You’ll also have to decide whether and how to recover company equipment. “Some companies are sending shipping material to their employees and asking them to ship their IT equipment (e.g., laptops) back to the office,” Kropp said. Others are telling them to keep it if it’s older and the cost of collecting and storing it isn’t worth it.
If the company is still remote and office access is limited, employees will also want to know how they’re supposed to retrieve their personal belongings. Most companies are telling them that an administrative assistant will pack up their things and ship it to them once the office building reopens, he noted.
5. Not being honest and compassionate
The pandemic has made life more difficult for everyone. Now it will become even more so for the people you’re laying off.

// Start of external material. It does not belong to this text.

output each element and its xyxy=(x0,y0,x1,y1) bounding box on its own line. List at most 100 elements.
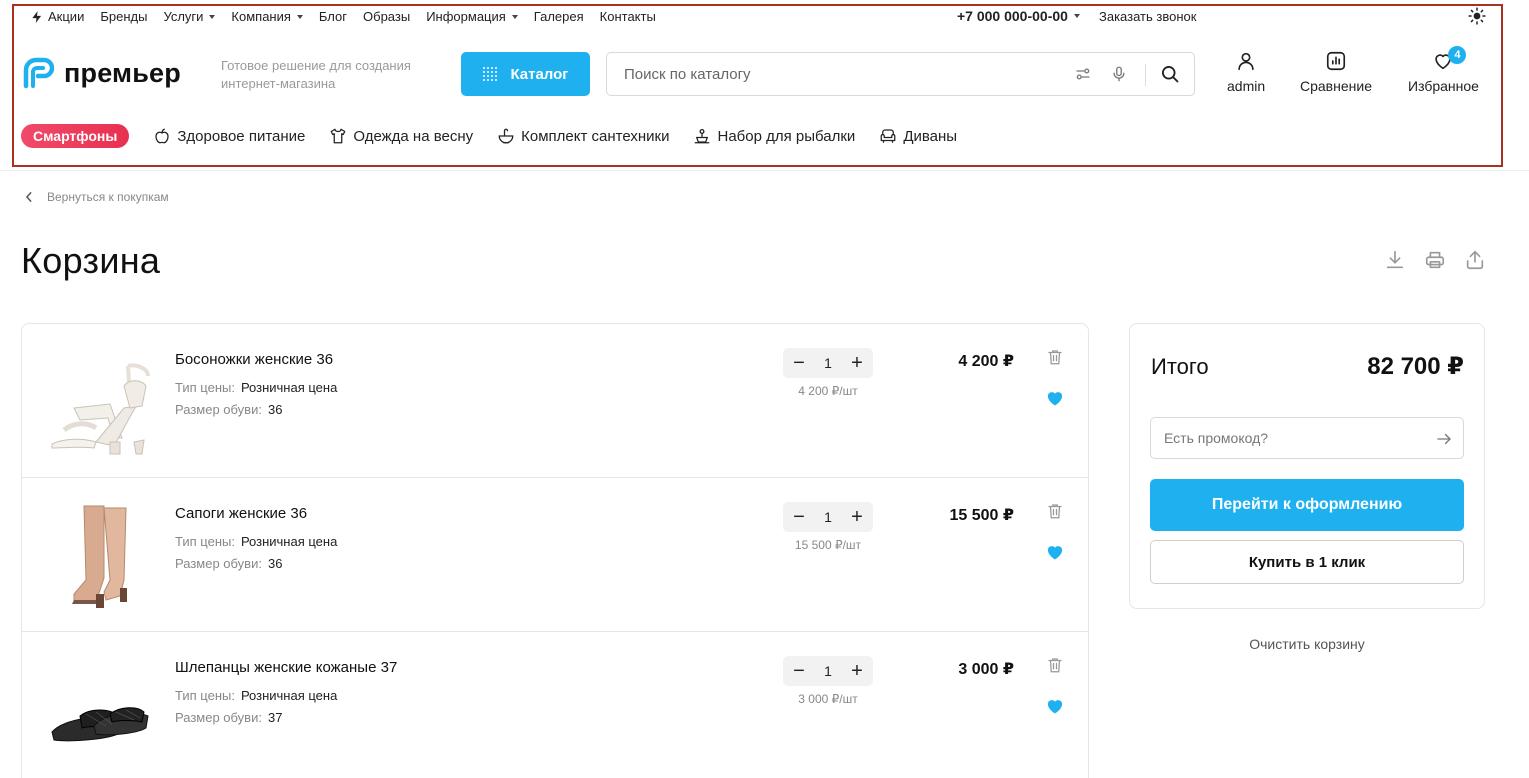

Be honest about the company’s situation and the business reasons for the layoff, while also spelling out what sacrifices senior leaders and others are making, Kropp said. “How companies manage the next five months will define their reputation as an employer for the next five years.”
It’s also critical to have an outplacement provider as well as a career coach or counselor from the Employee Assistance Program on standby for when your meeting ends, Lee said.
With the employee’s permission, those advisers can call that person, give them a chance to vent and then start talking next steps, Lee said. “They’re trained to help people move forward.”